Sarıyer’de çalışıyoruz malum.

Baltalimanı sahile indiğimde Boğaz’da yunusları görünce şükür dedim. Koronoya da şükür. Biz bilmeyiz Rabbim bilir .

Doğruymuş.”Sizin şer bildiklerinizde bir hayır, hayır bildiklerinizde şer olabilir. ”
Hayırlısı..

Wuhan pazarında Çinli bir gafilin içtiği yarasa çorbası hepimize yaramasa da bir gerçeği gözler önüne serdi.

Tabiatın bize hiç ihtiyacı yokmuş meğer…

Dünya; üzerinde yaşamasına müsaade ettiği canlılar içinde bir tek insanı virüs olarak kabul etti ve kendini koruyabilmek adına da onunla mücadele ediyor aslında…

Bu virüsten etkilenip rutini bozulan tek varlık insanlar oldu çünkü…

Ne karıncalar,
Ne göçmen kuşlar,
Ne ayılar,
Ne balinalar..
Ne şu ne bu…

Aksine nesli tükenmekte olan hayvanların sayısı bile artmaya başlamış son günlerde…

İnsan dışındaki tüm canlılar planladıkları gibi yaşamaya devam ediyorlar…

Doğanın anasını belleyenlerin belleri de kürekleri de ellerinde kaldı…

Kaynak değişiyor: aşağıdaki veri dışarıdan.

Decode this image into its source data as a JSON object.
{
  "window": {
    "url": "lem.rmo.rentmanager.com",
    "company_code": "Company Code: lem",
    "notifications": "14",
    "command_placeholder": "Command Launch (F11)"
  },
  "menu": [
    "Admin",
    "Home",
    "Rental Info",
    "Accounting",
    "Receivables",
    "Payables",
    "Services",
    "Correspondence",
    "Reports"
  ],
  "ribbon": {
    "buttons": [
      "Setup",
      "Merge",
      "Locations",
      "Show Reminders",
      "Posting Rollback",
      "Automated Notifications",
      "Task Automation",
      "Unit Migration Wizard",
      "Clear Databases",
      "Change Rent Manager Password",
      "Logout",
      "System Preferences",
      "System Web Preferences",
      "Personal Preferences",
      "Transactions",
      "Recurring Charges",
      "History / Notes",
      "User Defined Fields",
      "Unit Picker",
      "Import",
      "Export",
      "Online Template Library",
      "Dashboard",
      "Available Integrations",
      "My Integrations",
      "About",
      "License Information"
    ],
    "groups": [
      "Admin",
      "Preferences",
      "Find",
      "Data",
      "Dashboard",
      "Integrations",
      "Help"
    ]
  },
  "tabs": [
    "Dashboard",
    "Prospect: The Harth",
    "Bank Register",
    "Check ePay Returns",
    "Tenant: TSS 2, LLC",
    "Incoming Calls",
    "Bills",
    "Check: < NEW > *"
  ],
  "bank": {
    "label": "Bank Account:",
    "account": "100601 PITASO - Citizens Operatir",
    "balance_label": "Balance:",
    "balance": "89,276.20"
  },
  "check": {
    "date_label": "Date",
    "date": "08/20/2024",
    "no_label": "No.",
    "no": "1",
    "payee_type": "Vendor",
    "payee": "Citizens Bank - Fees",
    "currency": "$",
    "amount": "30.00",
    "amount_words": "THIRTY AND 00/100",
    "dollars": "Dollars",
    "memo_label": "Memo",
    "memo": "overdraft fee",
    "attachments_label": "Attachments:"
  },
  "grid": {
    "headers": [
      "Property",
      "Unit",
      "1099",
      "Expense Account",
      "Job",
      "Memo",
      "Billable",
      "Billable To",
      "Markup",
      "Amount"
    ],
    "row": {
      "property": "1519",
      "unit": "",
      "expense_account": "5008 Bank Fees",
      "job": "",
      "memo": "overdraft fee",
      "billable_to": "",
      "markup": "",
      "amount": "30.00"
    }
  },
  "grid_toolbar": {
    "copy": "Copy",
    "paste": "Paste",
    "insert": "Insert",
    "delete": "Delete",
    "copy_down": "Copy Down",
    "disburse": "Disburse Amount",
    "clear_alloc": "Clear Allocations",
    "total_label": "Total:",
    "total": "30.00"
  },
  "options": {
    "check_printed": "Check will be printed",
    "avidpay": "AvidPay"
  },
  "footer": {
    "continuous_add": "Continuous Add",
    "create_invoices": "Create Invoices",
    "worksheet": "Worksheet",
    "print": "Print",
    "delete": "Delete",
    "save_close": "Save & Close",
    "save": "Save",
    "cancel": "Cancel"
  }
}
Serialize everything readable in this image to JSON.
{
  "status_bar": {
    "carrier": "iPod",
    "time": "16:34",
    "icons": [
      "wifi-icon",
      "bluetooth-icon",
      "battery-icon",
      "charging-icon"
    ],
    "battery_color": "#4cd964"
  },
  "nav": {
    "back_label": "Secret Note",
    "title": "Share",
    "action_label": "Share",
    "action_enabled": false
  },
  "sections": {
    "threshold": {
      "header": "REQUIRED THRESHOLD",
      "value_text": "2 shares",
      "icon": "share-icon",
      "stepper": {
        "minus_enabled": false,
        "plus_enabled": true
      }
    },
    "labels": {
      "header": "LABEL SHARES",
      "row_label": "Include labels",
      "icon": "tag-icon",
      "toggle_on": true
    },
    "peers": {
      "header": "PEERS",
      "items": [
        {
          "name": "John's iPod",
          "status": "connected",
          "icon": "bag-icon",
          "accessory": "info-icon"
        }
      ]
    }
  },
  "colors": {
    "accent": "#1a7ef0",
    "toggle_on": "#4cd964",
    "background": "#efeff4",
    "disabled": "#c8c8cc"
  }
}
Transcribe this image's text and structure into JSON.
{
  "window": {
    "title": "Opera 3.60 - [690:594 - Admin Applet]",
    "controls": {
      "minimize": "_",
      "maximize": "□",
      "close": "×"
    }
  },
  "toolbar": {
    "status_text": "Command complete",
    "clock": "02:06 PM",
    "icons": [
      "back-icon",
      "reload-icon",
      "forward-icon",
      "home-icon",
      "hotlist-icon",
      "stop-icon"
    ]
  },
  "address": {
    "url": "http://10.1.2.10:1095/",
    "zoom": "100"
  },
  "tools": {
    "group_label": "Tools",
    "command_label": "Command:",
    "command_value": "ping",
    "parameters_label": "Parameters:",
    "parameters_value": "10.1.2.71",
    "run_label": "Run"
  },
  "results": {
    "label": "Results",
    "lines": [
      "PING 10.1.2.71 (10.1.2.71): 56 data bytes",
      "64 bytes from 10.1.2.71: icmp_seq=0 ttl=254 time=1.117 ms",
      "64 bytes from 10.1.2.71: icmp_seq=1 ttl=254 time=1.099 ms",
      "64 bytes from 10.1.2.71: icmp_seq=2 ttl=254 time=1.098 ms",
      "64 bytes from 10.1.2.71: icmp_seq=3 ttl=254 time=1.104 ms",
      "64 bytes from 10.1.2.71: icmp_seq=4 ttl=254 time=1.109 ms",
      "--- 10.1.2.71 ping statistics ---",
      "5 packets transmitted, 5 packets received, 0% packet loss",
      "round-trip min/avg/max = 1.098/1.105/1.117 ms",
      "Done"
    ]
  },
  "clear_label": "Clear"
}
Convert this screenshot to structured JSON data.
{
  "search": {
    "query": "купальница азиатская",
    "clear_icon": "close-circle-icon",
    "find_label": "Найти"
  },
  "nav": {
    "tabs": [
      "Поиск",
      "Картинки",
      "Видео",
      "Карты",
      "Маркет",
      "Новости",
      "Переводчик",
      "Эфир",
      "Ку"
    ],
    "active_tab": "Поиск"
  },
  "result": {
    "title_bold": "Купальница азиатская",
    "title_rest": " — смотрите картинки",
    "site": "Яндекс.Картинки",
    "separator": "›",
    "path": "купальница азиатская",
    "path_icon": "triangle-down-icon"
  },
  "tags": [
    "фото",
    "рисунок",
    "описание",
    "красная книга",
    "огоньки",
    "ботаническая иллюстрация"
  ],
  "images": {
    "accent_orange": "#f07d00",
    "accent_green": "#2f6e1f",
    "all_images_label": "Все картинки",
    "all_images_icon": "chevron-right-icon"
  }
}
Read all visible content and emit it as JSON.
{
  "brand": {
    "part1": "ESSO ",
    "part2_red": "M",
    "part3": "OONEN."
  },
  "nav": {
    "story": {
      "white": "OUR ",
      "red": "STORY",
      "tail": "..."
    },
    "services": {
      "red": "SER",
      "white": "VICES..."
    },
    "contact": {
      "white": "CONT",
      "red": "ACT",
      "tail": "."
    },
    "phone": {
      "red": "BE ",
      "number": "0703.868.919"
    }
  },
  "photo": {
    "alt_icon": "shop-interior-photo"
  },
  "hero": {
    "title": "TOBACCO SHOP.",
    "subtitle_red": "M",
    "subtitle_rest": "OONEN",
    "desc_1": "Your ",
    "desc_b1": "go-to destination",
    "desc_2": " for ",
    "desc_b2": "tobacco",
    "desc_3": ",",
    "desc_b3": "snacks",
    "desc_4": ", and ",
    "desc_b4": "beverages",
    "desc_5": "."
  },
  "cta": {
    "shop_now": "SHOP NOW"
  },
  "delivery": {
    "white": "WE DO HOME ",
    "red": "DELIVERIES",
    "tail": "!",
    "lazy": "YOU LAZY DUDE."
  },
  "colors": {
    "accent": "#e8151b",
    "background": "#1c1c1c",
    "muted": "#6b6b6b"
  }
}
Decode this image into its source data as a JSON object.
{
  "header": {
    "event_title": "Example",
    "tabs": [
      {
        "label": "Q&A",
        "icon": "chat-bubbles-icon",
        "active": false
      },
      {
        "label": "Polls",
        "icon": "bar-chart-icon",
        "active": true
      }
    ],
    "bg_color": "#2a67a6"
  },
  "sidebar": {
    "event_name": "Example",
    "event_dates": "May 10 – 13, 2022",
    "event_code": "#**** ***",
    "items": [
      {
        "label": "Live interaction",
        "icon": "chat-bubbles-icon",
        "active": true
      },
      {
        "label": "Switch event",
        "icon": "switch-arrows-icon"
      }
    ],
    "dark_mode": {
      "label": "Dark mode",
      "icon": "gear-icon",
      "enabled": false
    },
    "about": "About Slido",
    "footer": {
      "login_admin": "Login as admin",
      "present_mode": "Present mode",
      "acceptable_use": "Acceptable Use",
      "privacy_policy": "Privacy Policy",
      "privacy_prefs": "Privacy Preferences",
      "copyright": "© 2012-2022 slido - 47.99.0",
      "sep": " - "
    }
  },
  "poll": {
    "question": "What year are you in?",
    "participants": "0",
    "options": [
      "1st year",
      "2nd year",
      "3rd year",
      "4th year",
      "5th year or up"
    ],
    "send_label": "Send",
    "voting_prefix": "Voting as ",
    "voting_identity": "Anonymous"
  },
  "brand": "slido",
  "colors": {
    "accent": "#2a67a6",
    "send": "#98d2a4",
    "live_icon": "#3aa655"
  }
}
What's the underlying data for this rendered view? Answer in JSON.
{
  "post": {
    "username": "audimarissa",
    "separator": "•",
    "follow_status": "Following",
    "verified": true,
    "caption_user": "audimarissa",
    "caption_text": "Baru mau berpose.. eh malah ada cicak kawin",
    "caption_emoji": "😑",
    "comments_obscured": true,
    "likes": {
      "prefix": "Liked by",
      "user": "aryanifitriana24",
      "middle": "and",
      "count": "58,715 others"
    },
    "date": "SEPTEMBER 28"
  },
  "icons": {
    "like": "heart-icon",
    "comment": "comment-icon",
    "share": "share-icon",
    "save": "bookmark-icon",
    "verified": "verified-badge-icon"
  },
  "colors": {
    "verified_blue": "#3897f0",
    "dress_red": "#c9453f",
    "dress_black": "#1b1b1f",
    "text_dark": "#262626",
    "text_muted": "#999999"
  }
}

Savunmalarına milyarlarca dolar harcayabilen koca koca devletler bir maske yüzünden pert oldu..

Bu virüs bazılarımızın soluğunu keserken dünyanın da soluk almasını sağladı…

Hava kirliliği azaldı.
Balık popülasyonu arttı.
Belki 1 ay sonra Antarktika da olumlu etkilenecek, buzullar da..

Dünya çok net mesaj veriyor…

Daha fazla dokunma,
Benim dengemi bozma,
Kendini bir şey zannedip de bana meydan okuma…
Seni sevdiklerine sarılmaktan bile mahrum edebilirim bak, şaşırma.

Ne çok israf ediyormuşuz, vaktimizi,nakdimizi,geleceğimizi..

Etiler’de dana bonfile ile pırlanta yüzük servisi yapanlar nerede şimdi?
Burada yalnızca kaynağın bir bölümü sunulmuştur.